Ouch. Didn’t see that coming.
Now my personal recovery is not just about knocking down all the rubble and shaking it off my limbs but it’s also trying to figure out likable aspects of myself as a base skeleton.
Shit. I don’t have the energy for all this. Wouldn’t it be easier just to do an Etch-A-Sketch restart where we shake it clear, pretend it never happened and start over?
And, of course, more than half of my problem with this realization is the utter grief and remorse I have for being that person and not realizing it up until now. Naturally, this is the part that I’m honestly trying not to assault myself with the hardest but it’s proving to be nearly impossible – seriously, who wants to think that they were never a genuinely nice person at any point in their youth?

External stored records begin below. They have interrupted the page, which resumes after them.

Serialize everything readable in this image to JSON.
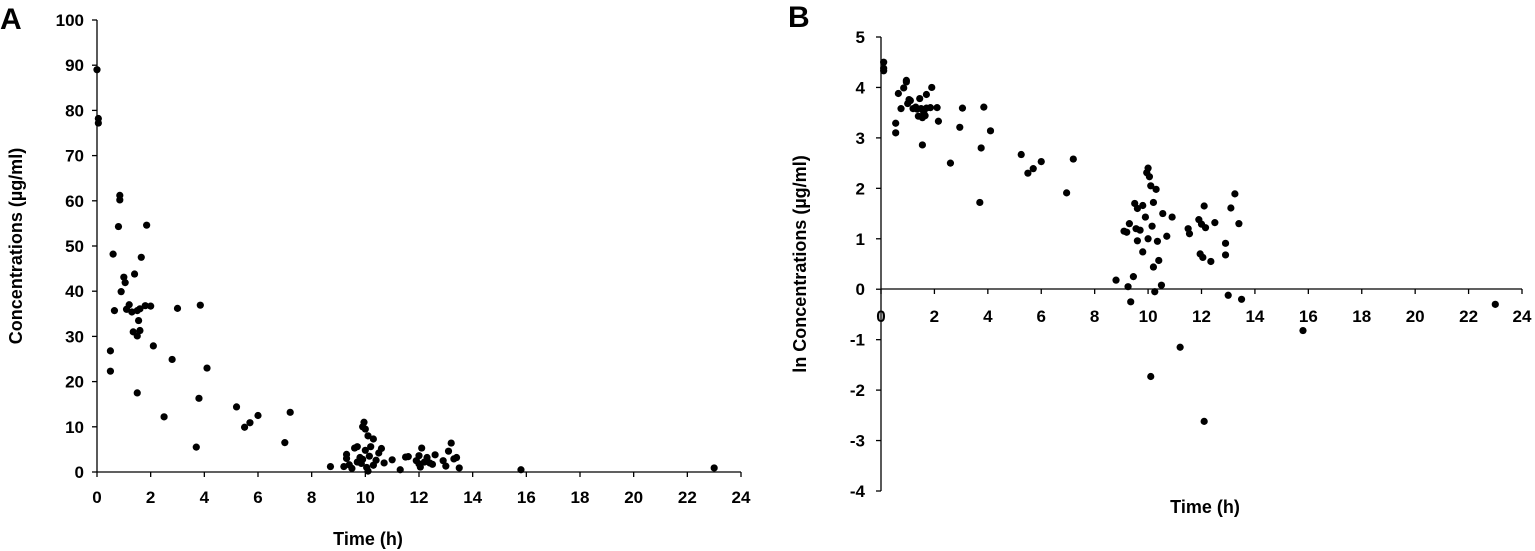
{
  "chart_data": [
    {
      "type": "scatter",
      "panel_label": "A",
      "title": "",
      "xlabel": "Time (h)",
      "ylabel": "Concentrations (µg/ml)",
      "xlim": [
        0,
        24
      ],
      "ylim": [
        0,
        100
      ],
      "xticks": [
        0,
        2,
        4,
        6,
        8,
        10,
        12,
        14,
        16,
        18,
        20,
        22,
        24
      ],
      "yticks": [
        0,
        10,
        20,
        30,
        40,
        50,
        60,
        70,
        80,
        90,
        100
      ],
      "grid": false,
      "marker_color": "#000000",
      "points": [
        [
          0.0,
          89.0
        ],
        [
          0.05,
          78.2
        ],
        [
          0.05,
          77.2
        ],
        [
          0.5,
          26.8
        ],
        [
          0.5,
          22.3
        ],
        [
          0.6,
          48.2
        ],
        [
          0.65,
          35.7
        ],
        [
          0.8,
          54.3
        ],
        [
          0.85,
          61.2
        ],
        [
          0.85,
          60.2
        ],
        [
          0.9,
          39.9
        ],
        [
          1.0,
          43.1
        ],
        [
          1.05,
          41.9
        ],
        [
          1.1,
          36.0
        ],
        [
          1.2,
          37.0
        ],
        [
          1.3,
          35.4
        ],
        [
          1.35,
          31.0
        ],
        [
          1.4,
          43.8
        ],
        [
          1.5,
          35.7
        ],
        [
          1.5,
          30.1
        ],
        [
          1.5,
          17.5
        ],
        [
          1.55,
          33.5
        ],
        [
          1.6,
          31.3
        ],
        [
          1.6,
          36.1
        ],
        [
          1.65,
          47.5
        ],
        [
          1.8,
          36.8
        ],
        [
          1.85,
          54.6
        ],
        [
          2.0,
          36.7
        ],
        [
          2.1,
          27.9
        ],
        [
          2.5,
          12.2
        ],
        [
          2.8,
          24.9
        ],
        [
          3.0,
          36.2
        ],
        [
          3.7,
          5.5
        ],
        [
          3.8,
          16.3
        ],
        [
          3.85,
          36.9
        ],
        [
          4.1,
          23.0
        ],
        [
          5.2,
          14.4
        ],
        [
          5.5,
          9.9
        ],
        [
          5.7,
          10.9
        ],
        [
          6.0,
          12.5
        ],
        [
          7.0,
          6.5
        ],
        [
          7.2,
          13.2
        ],
        [
          8.7,
          1.2
        ],
        [
          9.2,
          1.2
        ],
        [
          9.3,
          3.0
        ],
        [
          9.3,
          3.9
        ],
        [
          9.4,
          1.6
        ],
        [
          9.5,
          0.8
        ],
        [
          9.6,
          5.3
        ],
        [
          9.7,
          2.2
        ],
        [
          9.7,
          5.6
        ],
        [
          9.8,
          3.2
        ],
        [
          9.85,
          1.9
        ],
        [
          9.9,
          2.8
        ],
        [
          9.9,
          10.0
        ],
        [
          9.95,
          11.0
        ],
        [
          10.0,
          9.5
        ],
        [
          10.0,
          4.8
        ],
        [
          10.05,
          1.0
        ],
        [
          10.1,
          0.2
        ],
        [
          10.1,
          8.0
        ],
        [
          10.15,
          3.5
        ],
        [
          10.2,
          5.6
        ],
        [
          10.3,
          7.3
        ],
        [
          10.3,
          1.5
        ],
        [
          10.4,
          2.6
        ],
        [
          10.5,
          4.2
        ],
        [
          10.6,
          5.2
        ],
        [
          10.7,
          2.0
        ],
        [
          11.0,
          2.7
        ],
        [
          11.3,
          0.5
        ],
        [
          11.5,
          3.3
        ],
        [
          11.6,
          3.4
        ],
        [
          11.9,
          2.5
        ],
        [
          12.0,
          1.8
        ],
        [
          12.0,
          3.6
        ],
        [
          12.05,
          1.1
        ],
        [
          12.1,
          5.3
        ],
        [
          12.2,
          2.2
        ],
        [
          12.3,
          3.2
        ],
        [
          12.4,
          2.0
        ],
        [
          12.5,
          1.7
        ],
        [
          12.6,
          3.8
        ],
        [
          12.9,
          2.5
        ],
        [
          13.0,
          1.3
        ],
        [
          13.1,
          4.6
        ],
        [
          13.2,
          6.4
        ],
        [
          13.3,
          2.9
        ],
        [
          13.4,
          3.2
        ],
        [
          13.5,
          0.9
        ],
        [
          15.8,
          0.5
        ],
        [
          23.0,
          0.9
        ]
      ]
    },
    {
      "type": "scatter",
      "panel_label": "B",
      "title": "",
      "xlabel": "Time (h)",
      "ylabel": "ln Concentrations (µg/ml)",
      "xlim": [
        0,
        24
      ],
      "ylim": [
        -4,
        5
      ],
      "xticks": [
        0,
        2,
        4,
        6,
        8,
        10,
        12,
        14,
        16,
        18,
        20,
        22,
        24
      ],
      "yticks": [
        -4,
        -3,
        -2,
        -1,
        0,
        1,
        2,
        3,
        4,
        5
      ],
      "grid": false,
      "marker_color": "#000000",
      "points": [
        [
          0.1,
          4.5
        ],
        [
          0.1,
          4.38
        ],
        [
          0.1,
          4.33
        ],
        [
          0.55,
          3.29
        ],
        [
          0.55,
          3.1
        ],
        [
          0.65,
          3.88
        ],
        [
          0.75,
          3.58
        ],
        [
          0.85,
          3.99
        ],
        [
          0.95,
          4.11
        ],
        [
          0.95,
          4.14
        ],
        [
          1.0,
          3.68
        ],
        [
          1.05,
          3.76
        ],
        [
          1.1,
          3.74
        ],
        [
          1.2,
          3.58
        ],
        [
          1.3,
          3.61
        ],
        [
          1.35,
          3.57
        ],
        [
          1.4,
          3.43
        ],
        [
          1.45,
          3.78
        ],
        [
          1.5,
          3.58
        ],
        [
          1.55,
          3.4
        ],
        [
          1.55,
          2.86
        ],
        [
          1.6,
          3.51
        ],
        [
          1.65,
          3.44
        ],
        [
          1.7,
          3.59
        ],
        [
          1.7,
          3.86
        ],
        [
          1.85,
          3.6
        ],
        [
          1.9,
          4.0
        ],
        [
          2.1,
          3.6
        ],
        [
          2.15,
          3.33
        ],
        [
          2.6,
          2.5
        ],
        [
          2.95,
          3.21
        ],
        [
          3.05,
          3.59
        ],
        [
          3.7,
          1.72
        ],
        [
          3.75,
          2.8
        ],
        [
          3.85,
          3.61
        ],
        [
          4.1,
          3.14
        ],
        [
          5.25,
          2.67
        ],
        [
          5.5,
          2.3
        ],
        [
          5.7,
          2.39
        ],
        [
          6.0,
          2.53
        ],
        [
          6.95,
          1.91
        ],
        [
          7.2,
          2.58
        ],
        [
          8.8,
          0.18
        ],
        [
          9.1,
          1.15
        ],
        [
          9.2,
          1.13
        ],
        [
          9.25,
          0.05
        ],
        [
          9.3,
          1.3
        ],
        [
          9.35,
          -0.25
        ],
        [
          9.45,
          0.25
        ],
        [
          9.5,
          1.7
        ],
        [
          9.55,
          1.2
        ],
        [
          9.6,
          0.96
        ],
        [
          9.6,
          1.6
        ],
        [
          9.7,
          1.17
        ],
        [
          9.8,
          0.74
        ],
        [
          9.8,
          1.66
        ],
        [
          9.9,
          1.43
        ],
        [
          9.95,
          2.31
        ],
        [
          10.0,
          1.0
        ],
        [
          10.0,
          2.4
        ],
        [
          10.05,
          2.23
        ],
        [
          10.1,
          -1.73
        ],
        [
          10.1,
          2.05
        ],
        [
          10.15,
          1.25
        ],
        [
          10.2,
          0.44
        ],
        [
          10.2,
          1.72
        ],
        [
          10.25,
          -0.05
        ],
        [
          10.3,
          1.98
        ],
        [
          10.35,
          0.95
        ],
        [
          10.4,
          0.57
        ],
        [
          10.5,
          0.08
        ],
        [
          10.55,
          1.5
        ],
        [
          10.7,
          1.05
        ],
        [
          10.9,
          1.43
        ],
        [
          11.2,
          -1.15
        ],
        [
          11.5,
          1.2
        ],
        [
          11.55,
          1.1
        ],
        [
          11.9,
          1.38
        ],
        [
          11.95,
          0.7
        ],
        [
          12.0,
          1.29
        ],
        [
          12.05,
          0.63
        ],
        [
          12.1,
          1.65
        ],
        [
          12.1,
          -2.62
        ],
        [
          12.15,
          1.22
        ],
        [
          12.35,
          0.55
        ],
        [
          12.5,
          1.32
        ],
        [
          12.9,
          0.91
        ],
        [
          12.9,
          0.68
        ],
        [
          13.0,
          -0.12
        ],
        [
          13.1,
          1.61
        ],
        [
          13.25,
          1.89
        ],
        [
          13.4,
          1.3
        ],
        [
          13.5,
          -0.2
        ],
        [
          15.8,
          -0.82
        ],
        [
          23.0,
          -0.3
        ]
      ]
    }
  ]
}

I just have to keep reminding myself that rolling around in the muck isn’t going to help me get clean. (I love cliches. Thanks, Aldous Huxley!)
But still, there’s a level of defeat and frustration to this huge realization that I’ve been working to fend off in order to keep moving forward. I guess I had always figured that, if nothing else, I had a real pure Self under there that I was hoping to recover and reconnect with once I got my Demon Era properly handled and filed away. Problem is, it looks like this going to be more of a discovery/construction mission than a reconnaissance one and I’m not sure I packed the right tools.